La menor autonomía económica de las mujeres, resultado de sus dificultades para acceder a trabajos en igualdad de condiciones que los hombres, se reproduce en todos los ámbitos de la actividad humana. Solo el 22% de los parlamentarios, el 18% de los integrantes de gabinetes ministeriales y el 19% de los integrantes de las cortes supremas son mujeres. 
En la dirección de los sindicatos sólo el 5% son mujeres. En el ámbito del las grandes corporaciones, donde reside el poder económico, la situación no es mejor. Sólo el 4% de quienes ocupan el puesto de CEO son mujeres; la mitad de las grandes empresas de tecnologías de la comunicación no tienen ni una mujer en sus directorios[1]. 
Estos son sólo algunos indicadores de una desigualdad que debe superarse como condición necesaria para el desarrollo y la paz. 
La ONU ha convocado cuatro conferencias mundiales sobre la mujer desde 1975. En la última de ellas (Beijing, 1995) se aprobó una Declaración y Plataforma de Acción donde se reconoce que la “potenciación del papel de la mujer y la plena participación de la mujer en condiciones de igualdad en todas las esferas de la sociedad, incluidos la participación en los procesos de adopción de decisiones y el acceso al poder, son fundamentales para el logro de la igualdad, el desarrollo y la paz”. 

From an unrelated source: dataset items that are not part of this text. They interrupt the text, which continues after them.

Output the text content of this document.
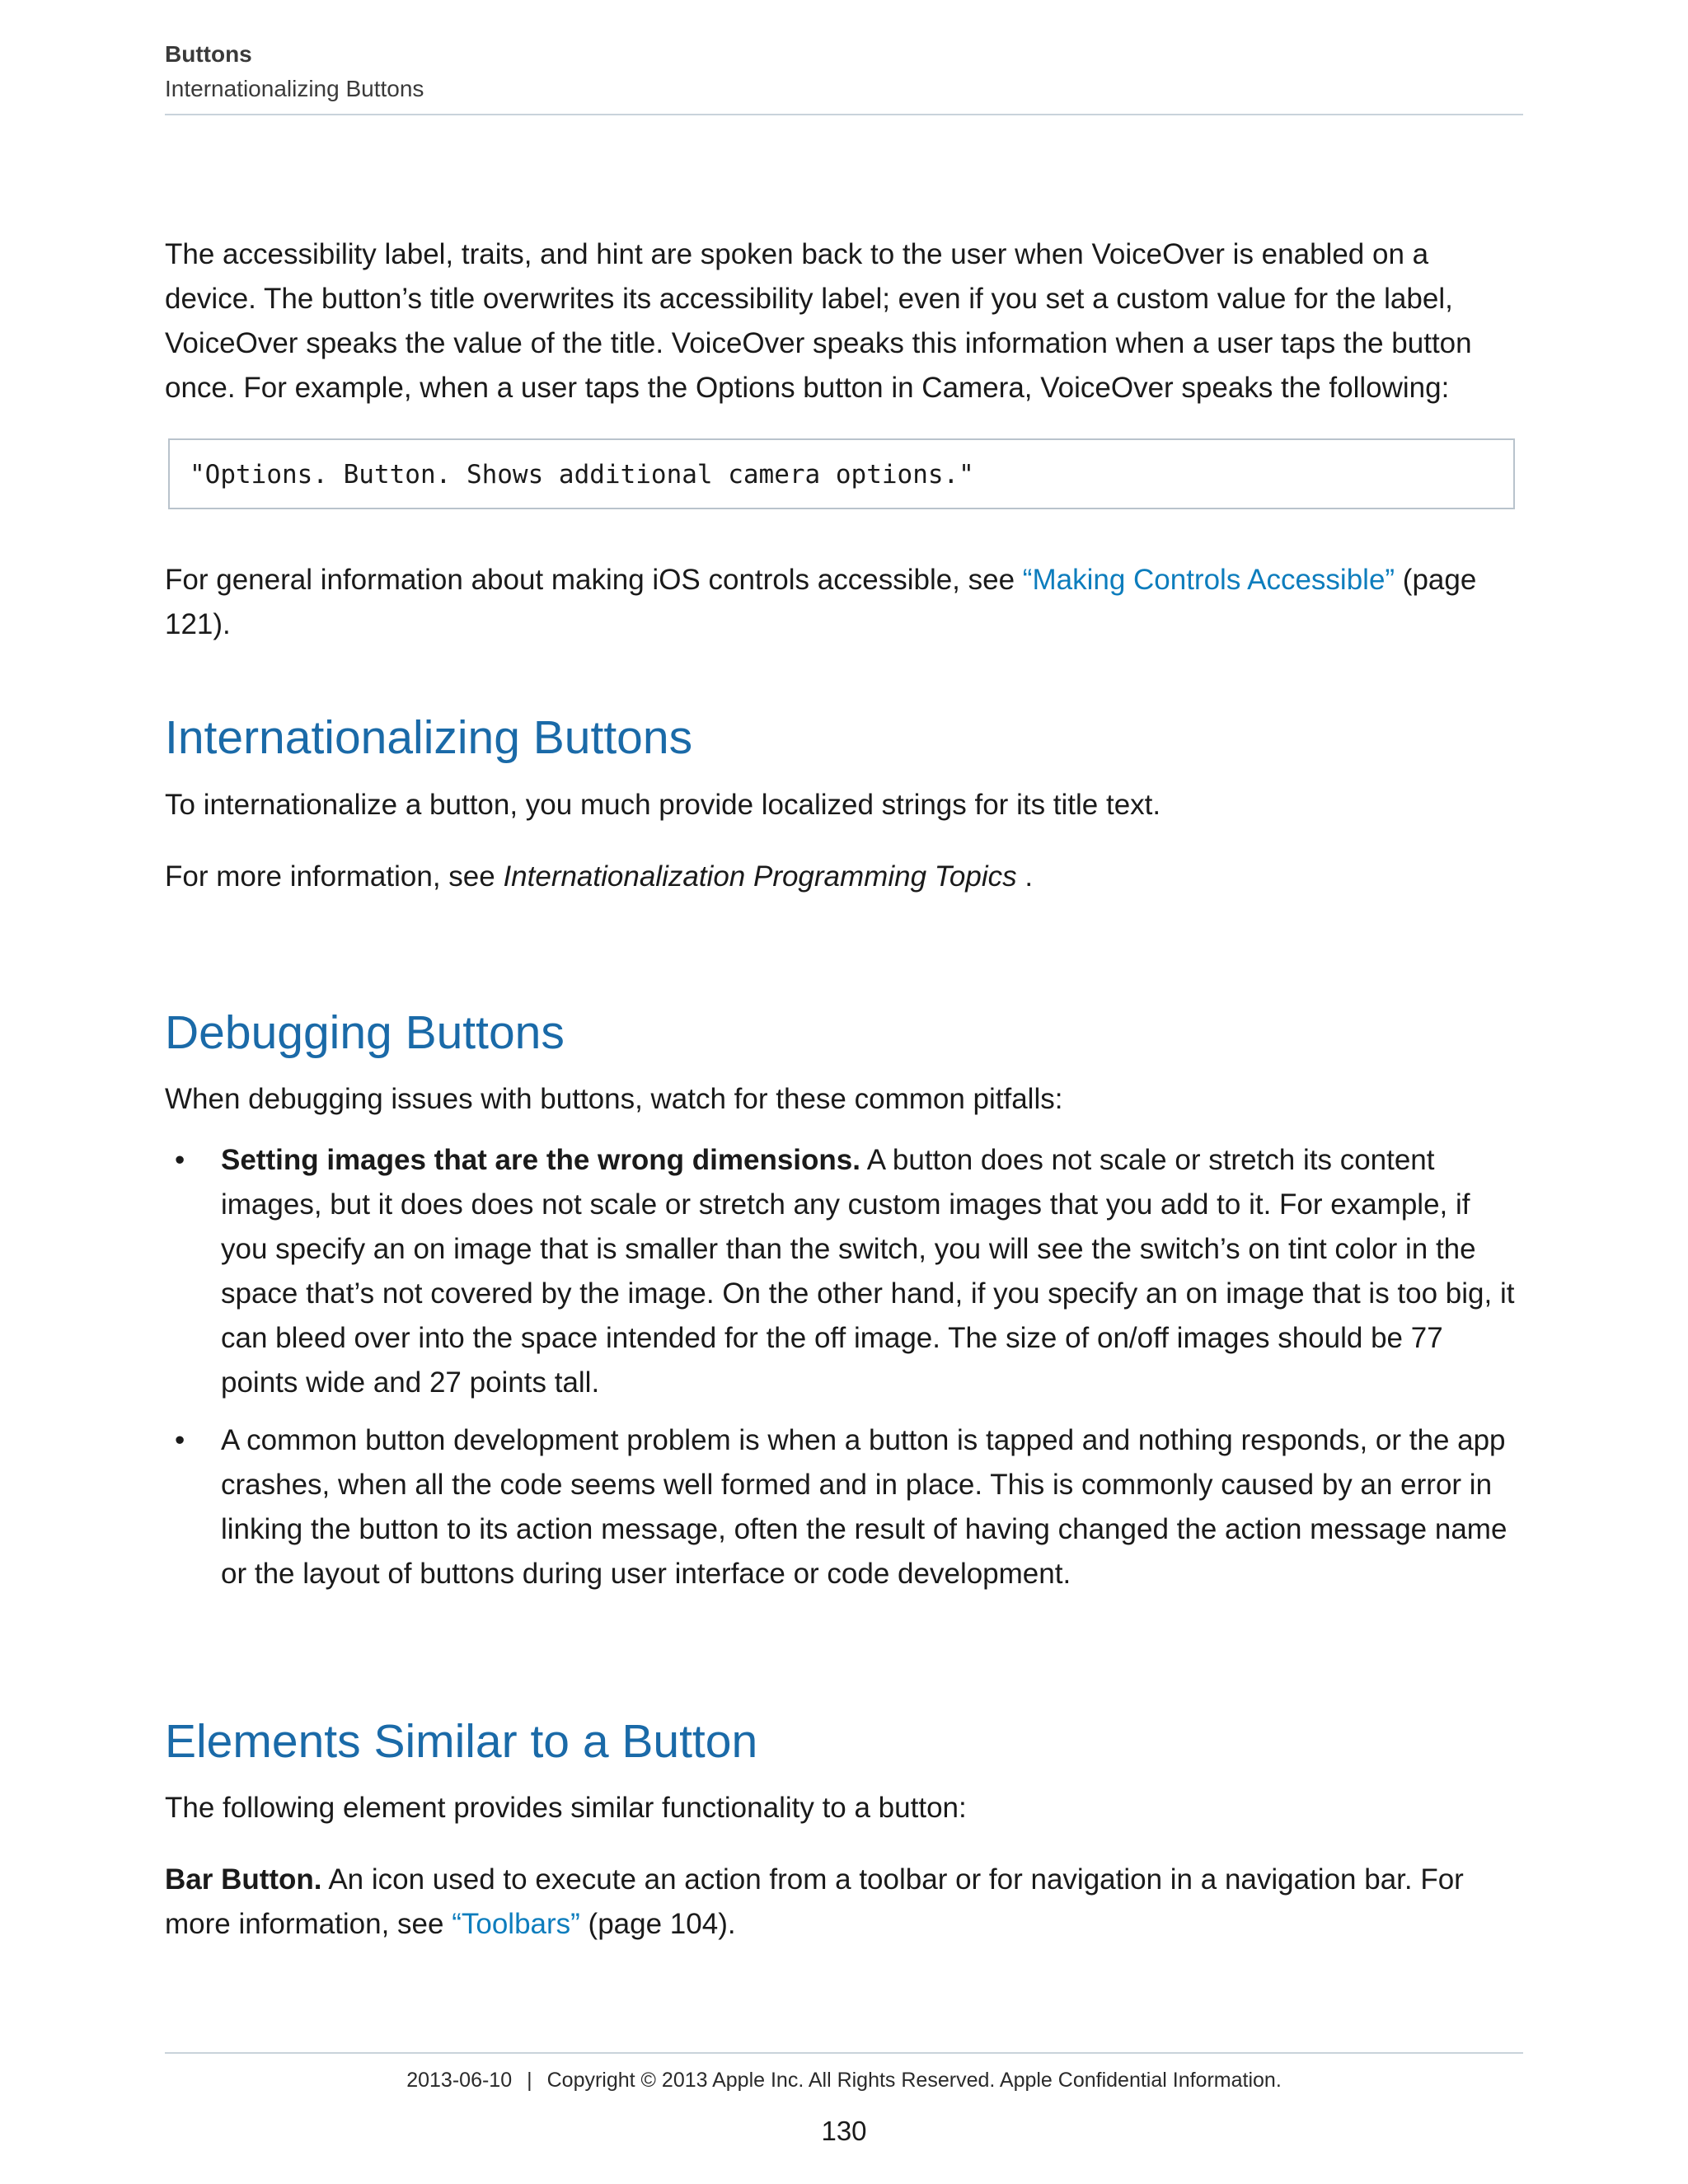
Buttons
Internationalizing Buttons

The accessibility label, traits, and hint are spoken back to the user when VoiceOver is enabled on a device. The button’s title overwrites its accessibility label; even if you set a custom value for the label, VoiceOver speaks the value of the title. VoiceOver speaks this information when a user taps the button once. For example, when a user taps the Options button in Camera, VoiceOver speaks the following:

"Options. Button. Shows additional camera options."

For general information about making iOS controls accessible, see “Making Controls Accessible” (page 121).

Internationalizing Buttons

To internationalize a button, you much provide localized strings for its title text.

For more information, see Internationalization Programming Topics .

Debugging Buttons

When debugging issues with buttons, watch for these common pitfalls:

• Setting images that are the wrong dimensions. A button does not scale or stretch its content images, but it does does not scale or stretch any custom images that you add to it. For example, if you specify an on image that is smaller than the switch, you will see the switch’s on tint color in the space that’s not covered by the image. On the other hand, if you specify an on image that is too big, it can bleed over into the space intended for the off image. The size of on/off images should be 77 points wide and 27 points tall.
• A common button development problem is when a button is tapped and nothing responds, or the app crashes, when all the code seems well formed and in place. This is commonly caused by an error in linking the button to its action message, often the result of having changed the action message name or the layout of buttons during user interface or code development.
Elements Similar to a Button

The following element provides similar functionality to a button:

Bar Button. An icon used to execute an action from a toolbar or for navigation in a navigation bar. For more information, see “Toolbars” (page 104).

2013-06-10 | Copyright © 2013 Apple Inc. All Rights Reserved. Apple Confidential Information.
130
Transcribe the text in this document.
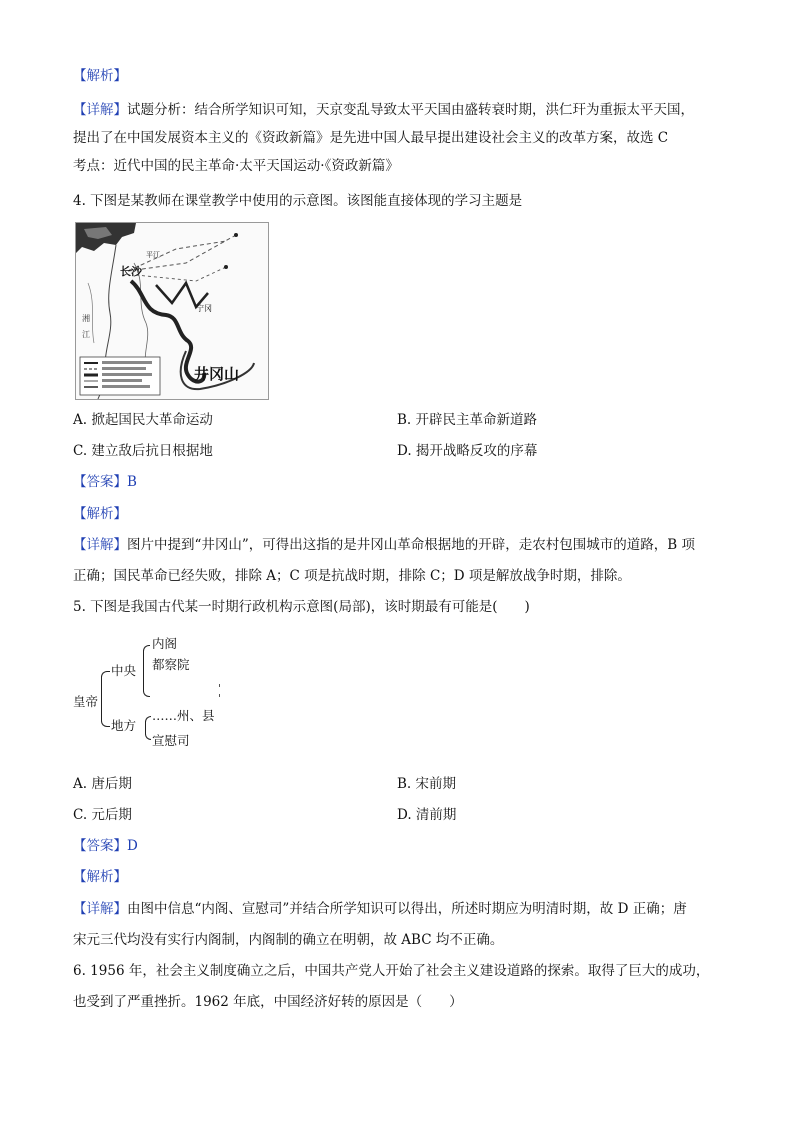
【解析】
【详解】试题分析：结合所学知识可知，天京变乱导致太平天国由盛转衰时期，洪仁玕为重振太平天国，
提出了在中国发展资本主义的《资政新篇》是先进中国人最早提出建设社会主义的改革方案，故选 C
考点：近代中国的民主革命·太平天国运动·《资政新篇》
4. 下图是某教师在课堂教学中使用的示意图。该图能直接体现的学习主题是
长沙
平江
宁冈
井冈山
湘
江
A. 掀起国民大革命运动	B. 开辟民主革命新道路
C. 建立敌后抗日根据地	D. 揭开战略反攻的序幕
【答案】B
【解析】
【详解】图片中提到“井冈山”，可得出这指的是井冈山革命根据地的开辟，走农村包围城市的道路，B 项
正确；国民革命已经失败，排除 A；C 项是抗战时期，排除 C；D 项是解放战争时期，排除。
5. 下图是我国古代某一时期行政机构示意图(局部)，该时期最有可能是(　　)
皇帝
中央
地方
内阁
都察院
……州、县
宣慰司
A. 唐后期	B. 宋前期
C. 元后期	D. 清前期
【答案】D
【解析】
【详解】由图中信息“内阁、宣慰司”并结合所学知识可以得出，所述时期应为明清时期，故 D 正确；唐
宋元三代均没有实行内阁制，内阁制的确立在明朝，故 ABC 均不正确。
6. 1956 年，社会主义制度确立之后，中国共产党人开始了社会主义建设道路的探索。取得了巨大的成功，
也受到了严重挫折。1962 年底，中国经济好转的原因是（　　）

Es decir, lo que está en discusión es el acceso al poder por parte de la mujer en todas las esferas. 
Como luego agrega la plataforma, adoptada por 189 países “esto supone el establecimiento del principio de que mujeres y hombres deben compartir el poder y las responsabilidades en el hogar, en el lugar de trabajo y, a nivel más amplio, en la comunidad nacional e internacional”.
 
Cooperativas y democratización del poder económico
Si se trata de compartir el poder, el primer paso es democratizarlo. Aquí es donde resulta necesaria la convergencia de la lucha por los derechos de la mujer y la lucha por la democracia económica. 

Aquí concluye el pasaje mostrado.